Africa has always been the continent most vulnerable to climate change, and the current crisis is a dramatic illustration of how evolving weather patterns can push low-income Africans over the edge into catastrophe.

El Nino is a periodic worldwide phenomenon caused by Pacific Ocean warming, but this year the pattern is more extreme than it has been for decades. The phenomenon is believed to be “super-charged” by global climate change, making it stronger and more intense than usual. In Africa, the effects are expected to persist through the first half of next year, and the droughts could be followed by floods in some countries as the extreme weather continues.

Ethiopia is the hardest-hit African country. An estimated 10.2 million people – more than one-tenth of its population – need humanitarian aid because they lack basic food after the latest failed harvests. The drought is said to be Ethiopia’s worst in 50 years, and the next possible harvest won’t be until next June.

“Every month since January has seen an increase in the number of malnourished Ethiopian children, with estimates stating that 400,000 children will face severe malnutrition in 2016,” said a report this month by the World Health Organization. “The situation is expected to worsen over the next eight months, and it will take more than a year for Ethiopia to recover.”

Across eastern and southern Africa, an estimated 11 million children are at risk of hunger, disease and lack of water because of the strengthening El Nino effect, according to Unicef, the United Nations agency for children. It warned that El Nino can lead to a rising death toll from malaria, cholera, diarrhea, dengue fever and other diseases.

Somalia is another badly hit African country, with an estimated three million people affected by crop failures and food shortages, Unicef says. Thousands of sheep and goats have been dying of starvation in parts of Somalia, and herding families have been slipping deeper into poverty and hunger.

In the same region, countries such as Sudan, Eritrea and Djibouti have also been hit by drought this year. Eritrea is ruled by one of the most secretive regimes in the world and few aid workers are allowed in the country, but satellite photos have reportedly found that its crops are 50 per cent to 70 per cent below normal levels.

One aid agency, Save the Children, has warned the current drought in the Horn of Africa could turn into a repeat of the 2011 famine, in which hundreds of thousands died in Somalia and Kenya, if nothing is done.
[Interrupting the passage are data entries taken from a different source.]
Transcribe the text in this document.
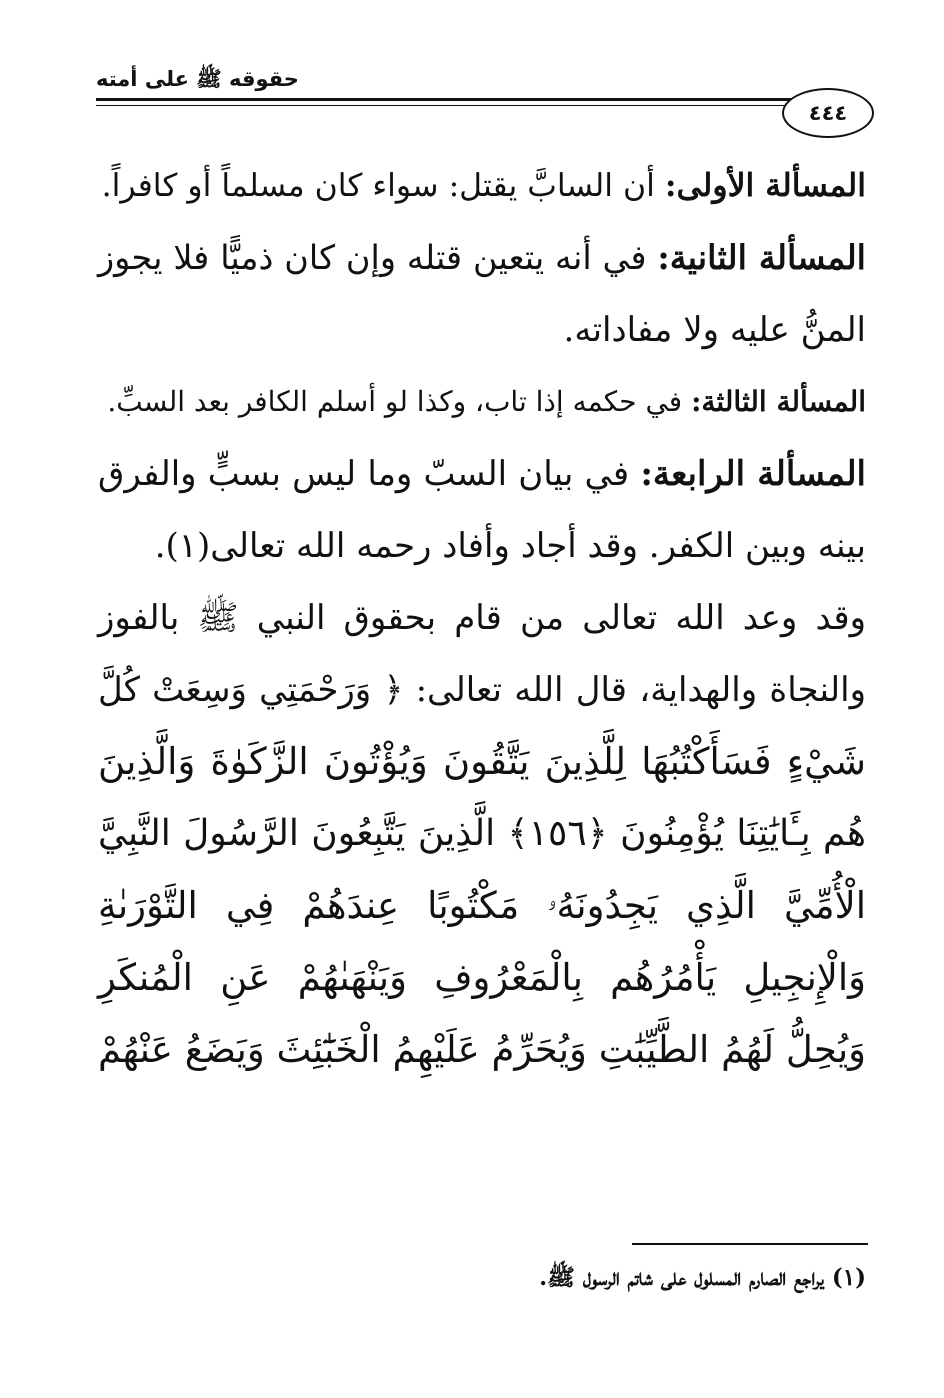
حقوقه ﷺ على أمته
٤٤٤
المسألة الأولى: أن السابَّ يقتل: سواء كان مسلماً أو كافراً.
المسألة الثانية: في أنه يتعين قتله وإن كان ذميًّا فلا يجوز
المنُّ عليه ولا مفاداته.
المسألة الثالثة: في حكمه إذا تاب، وكذا لو أسلم الكافر بعد السبِّ.
المسألة الرابعة: في بيان السبّ وما ليس بسبٍّ والفرق
بينه وبين الكفر. وقد أجاد وأفاد رحمه الله تعالى(١).
وقد وعد الله تعالى من قام بحقوق النبي ﷺ بالفوز
والنجاة والهداية، قال الله تعالى: ﴿ وَرَحْمَتِي وَسِعَتْ كُلَّ
شَيْءٍ فَسَأَكْتُبُهَا لِلَّذِينَ يَتَّقُونَ وَيُؤْتُونَ الزَّكَوٰةَ وَالَّذِينَ
هُم بِـَٔايَٰتِنَا يُؤْمِنُونَ ﴿١٥٦﴾ الَّذِينَ يَتَّبِعُونَ الرَّسُولَ النَّبِيَّ
الْأُمِّيَّ الَّذِي يَجِدُونَهُۥ مَكْتُوبًا عِندَهُمْ فِي التَّوْرَىٰةِ
وَالْإِنجِيلِ يَأْمُرُهُم بِالْمَعْرُوفِ وَيَنْهَىٰهُمْ عَنِ الْمُنكَرِ
وَيُحِلُّ لَهُمُ الطَّيِّبَٰتِ وَيُحَرِّمُ عَلَيْهِمُ الْخَبَٰٓئِثَ وَيَضَعُ عَنْهُمْ
(١) يراجع الصارم المسلول على شاتم الرسول ﷺ.
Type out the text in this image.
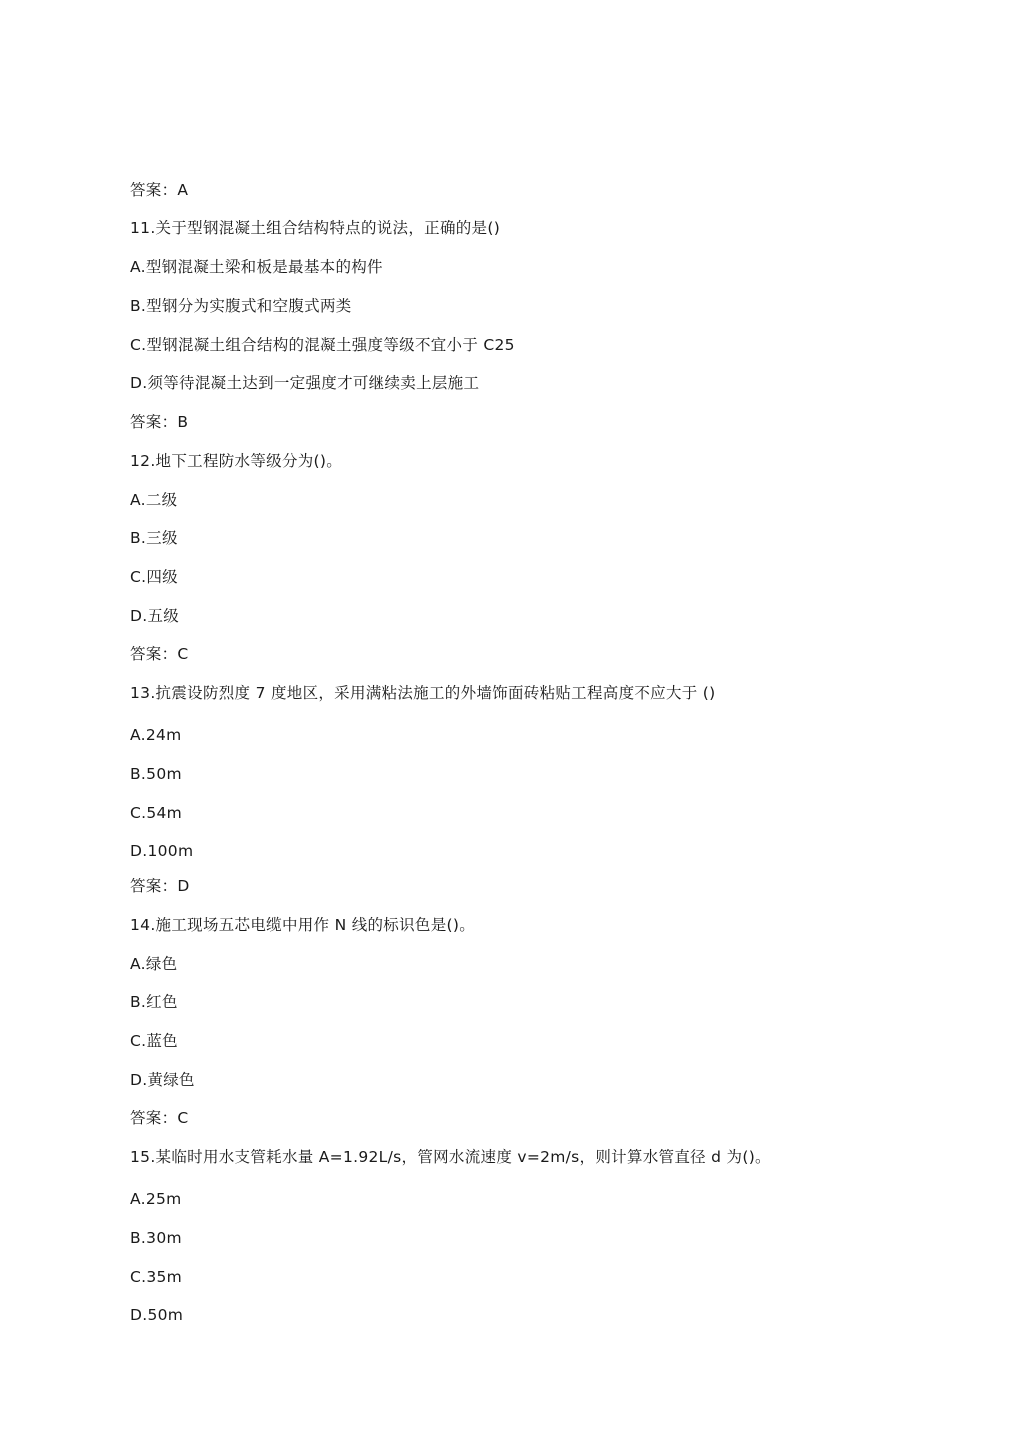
答案：A
11.关于型钢混凝土组合结构特点的说法，正确的是()
A.型钢混凝土梁和板是最基本的构件
B.型钢分为实腹式和空腹式两类
C.型钢混凝土组合结构的混凝土强度等级不宜小于 C25
D.须等待混凝土达到一定强度才可继续卖上层施工
答案：B
12.地下工程防水等级分为()。
A.二级
B.三级
C.四级
D.五级
答案：C
13.抗震设防烈度 7 度地区，采用满粘法施工的外墙饰面砖粘贴工程高度不应大于 ()
A.24m
B.50m
C.54m
D.100m
答案：D
14.施工现场五芯电缆中用作 N 线的标识色是()。
A.绿色
B.红色
C.蓝色
D.黄绿色
答案：C
15.某临时用水支管耗水量 A=1.92L/s，管网水流速度 v=2m/s，则计算水管直径 d 为()。
A.25m
B.30m
C.35m
D.50m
Another agency, Oxfam, says the world must move faster than it did in the past to help drought-stricken regions of Africa. “In 2011, warnings were issued months in advance that rains had failed in the Horn of Africa and that people were becoming more and more vulnerable,” it said in a recent report. “Yet the response was slow and indecisive and as a result, millions of people suffered and lost their livelihoods, and more than 260,000 died. The same must not happen in 2016.”

In southern Africa, the damage caused by climate change this year is less dramatic than in the Horn of Africa, but it is still significant. In Zambia, for example, the lack of rainfall is contributing to disastrously shrinking levels of water at Lake Kariba, the reservoir that generates much of the country’s electricity. The declining water levels have resulted in severe cuts in electricity, which in turn have damaged Zambia’s crucial copper-mining industry.

In South Africa, farmers are facing millions of dollars in crop and livestock losses because of the worst drought since 1992. The country expects to import as much as four million tonnes of maize and 1.9 million tonnes of wheat, leading to higher prices for low-income South Africans who depend on cheap staple food.

Government officials are pleading with South Africans to conserve water by any means necessary. In cities such as Johannesburg, residents are banned from watering their gardens except at night, and they are prohibited from using water hoses to wash their cars.